For all its shortcomings our view is that if there is one thing Hong Kong can do, it is to handle capital coming out of the mainland. Indeed a report by Global Financial Integrity reported recently that illicit capital flows into the mainland from Hong Kong totalled some US$155 billion in 2012. Our colleague Jake van der Kamp has also elegantly spelt out how mainland exporters "export" capital without it even reaching the mainland by under-invoicing its wholly owned agent in Hong Kong which then adds its premium before passing the goods on to the final destination. The "premium" can either return as foreign direct investment or stay outside the mainland. Mainland financial institutions have also been imaginative in the way that they have "facilitated" property purchases in Hong Kong by mainland investors, despite capital restrictions.

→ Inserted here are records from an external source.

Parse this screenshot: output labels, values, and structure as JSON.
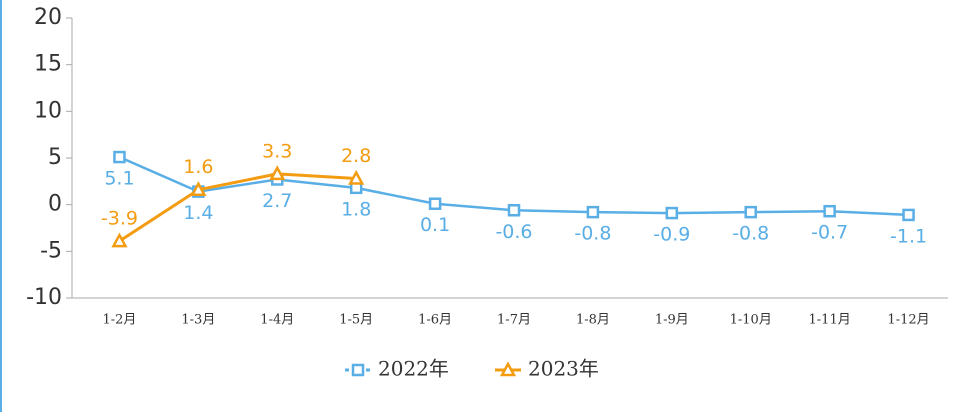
{
  "chart_data": {
    "type": "line",
    "categories": [
      "1-2月",
      "1-3月",
      "1-4月",
      "1-5月",
      "1-6月",
      "1-7月",
      "1-8月",
      "1-9月",
      "1-10月",
      "1-11月",
      "1-12月"
    ],
    "series": [
      {
        "name": "2022年",
        "color": "#5aaee6",
        "marker": "square",
        "values": [
          5.1,
          1.4,
          2.7,
          1.8,
          0.1,
          -0.6,
          -0.8,
          -0.9,
          -0.8,
          -0.7,
          -1.1
        ]
      },
      {
        "name": "2023年",
        "color": "#f39c12",
        "marker": "triangle",
        "values": [
          -3.9,
          1.6,
          3.3,
          2.8,
          null,
          null,
          null,
          null,
          null,
          null,
          null
        ]
      }
    ],
    "ylim": [
      -10,
      20
    ],
    "yticks": [
      -10,
      -5,
      0,
      5,
      10,
      15,
      20
    ],
    "legend": "bottom"
  }
}
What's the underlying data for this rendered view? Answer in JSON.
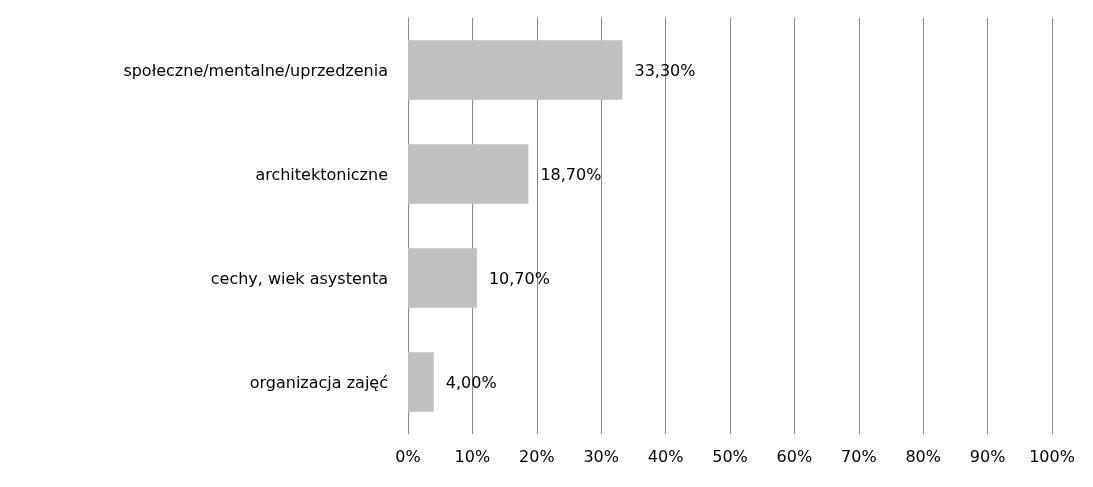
{
  "chart_data": {
    "type": "bar",
    "orientation": "horizontal",
    "categories": [
      "społeczne/mentalne/uprzedzenia",
      "architektoniczne",
      "cechy, wiek asystenta",
      "organizacja zajęć"
    ],
    "values": [
      33.3,
      18.7,
      10.7,
      4.0
    ],
    "value_labels": [
      "33,30%",
      "18,70%",
      "10,70%",
      "4,00%"
    ],
    "color": "#c0c0c0",
    "xlim": [
      0,
      100
    ],
    "xticks": [
      {
        "value": 0,
        "label": "0%"
      },
      {
        "value": 10,
        "label": "10%"
      },
      {
        "value": 20,
        "label": "20%"
      },
      {
        "value": 30,
        "label": "30%"
      },
      {
        "value": 40,
        "label": "40%"
      },
      {
        "value": 50,
        "label": "50%"
      },
      {
        "value": 60,
        "label": "60%"
      },
      {
        "value": 70,
        "label": "70%"
      },
      {
        "value": 80,
        "label": "80%"
      },
      {
        "value": 90,
        "label": "90%"
      },
      {
        "value": 100,
        "label": "100%"
      }
    ],
    "grid": "x"
  }
}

So we think the problem is not so much whether Hong Kong is ready for the deluge of capital should it ever happen, but whether the mainland is prepared for it. Because should restrictions on the capital account be lifted any time soon, it will be like opening a floodgate. Which is why we think that these gentlemen are a tad optimistic in assuming that Hong Kong and mainland China will be one country, one system by 2020.
Why 18 per cent is good
Canning Fok Kin-ning, chairman of Power Asset Holdings, was in an ebullient mood as he presided over a press conference to announce details of the HK Electric Investments IPO, which is being spun out of Power Assets. This was a rare appearance by Fok, who usually eschews such events. But it was all in a good cause since Power Assets stands to raise some US$3.6 billion from the IPO. HK Electric comprises all of the group's Hong Kong electricity assets.
Fok was queried about why cornerstone investor State Grid Corp of China had been allowed to purchase 18 per cent of HK Electric. The other cornerstone investor, Oman Investment Fund, a sovereign wealth fund of the Oman government, agreed to subscribe to 0.7-0.8 per cent of the total number of units issued.

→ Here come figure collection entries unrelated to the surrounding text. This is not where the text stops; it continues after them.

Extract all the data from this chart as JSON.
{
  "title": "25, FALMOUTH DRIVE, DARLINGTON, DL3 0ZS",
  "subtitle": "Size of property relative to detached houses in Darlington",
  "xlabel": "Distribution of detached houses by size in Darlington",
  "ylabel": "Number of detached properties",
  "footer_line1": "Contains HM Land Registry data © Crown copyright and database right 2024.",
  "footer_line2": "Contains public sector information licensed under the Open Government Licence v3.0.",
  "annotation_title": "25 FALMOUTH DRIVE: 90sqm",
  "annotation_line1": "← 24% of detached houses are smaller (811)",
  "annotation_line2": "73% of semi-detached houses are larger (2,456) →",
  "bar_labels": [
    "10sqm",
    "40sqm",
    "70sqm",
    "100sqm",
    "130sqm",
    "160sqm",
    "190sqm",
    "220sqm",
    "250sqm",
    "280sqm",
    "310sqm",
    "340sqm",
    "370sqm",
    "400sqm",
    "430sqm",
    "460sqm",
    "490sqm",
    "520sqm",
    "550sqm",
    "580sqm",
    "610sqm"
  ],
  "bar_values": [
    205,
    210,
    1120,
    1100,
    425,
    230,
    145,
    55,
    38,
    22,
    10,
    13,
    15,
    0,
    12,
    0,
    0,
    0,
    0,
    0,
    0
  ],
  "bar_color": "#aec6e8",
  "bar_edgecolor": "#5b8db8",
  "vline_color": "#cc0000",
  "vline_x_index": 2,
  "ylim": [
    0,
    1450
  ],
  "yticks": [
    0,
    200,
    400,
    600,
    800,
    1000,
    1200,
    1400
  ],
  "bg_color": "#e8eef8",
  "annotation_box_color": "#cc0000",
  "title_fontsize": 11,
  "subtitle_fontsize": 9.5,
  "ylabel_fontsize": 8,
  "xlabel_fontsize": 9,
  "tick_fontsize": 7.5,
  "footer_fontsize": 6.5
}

"18 is quite a good number," Fok cheerily replied. In Cantonese 18 is sup bat. "It sounds like sut fat in Cantonese, which means 'surely we will become prosperous'. It is a testament of the quality of our assets and State Grid's confidence in our company." Such are the intricacies of high finance.
An odd discussion
More fun and games from the Asian Financial Forum, where we understand that the workshop on Strategic Opportunities with the Upcoming Asean Economic Community turned out to be a strange affair. The hour-long session kicked off with remarks lasting some 20 minutes from Ngurah Swajaya, Ambassador/Permanent Representative of Indonesia to Asean. The rest of the panel got about two minutes each thanks to, shall we say, robust management by the bow-tied moderator, Alexander Wan, who is a senior adviser with China Daily.
There then followed a rather odd period when Wan and Li Yao, CEO of China-Asean Investment Co-operation Fund, zeroed in on Swajaya with a series of questions, while excluding the rest of the panel and the audience, until he finally agreed with them that mainland Chinese investment in Asean had been a "fantastic" thing. Then the session was opened up to the floor for questions. Wan selected two friends who didn't have their hands up to speak. After that, time ran out leaving some people scratching their heads and wondering, "What was that all about?"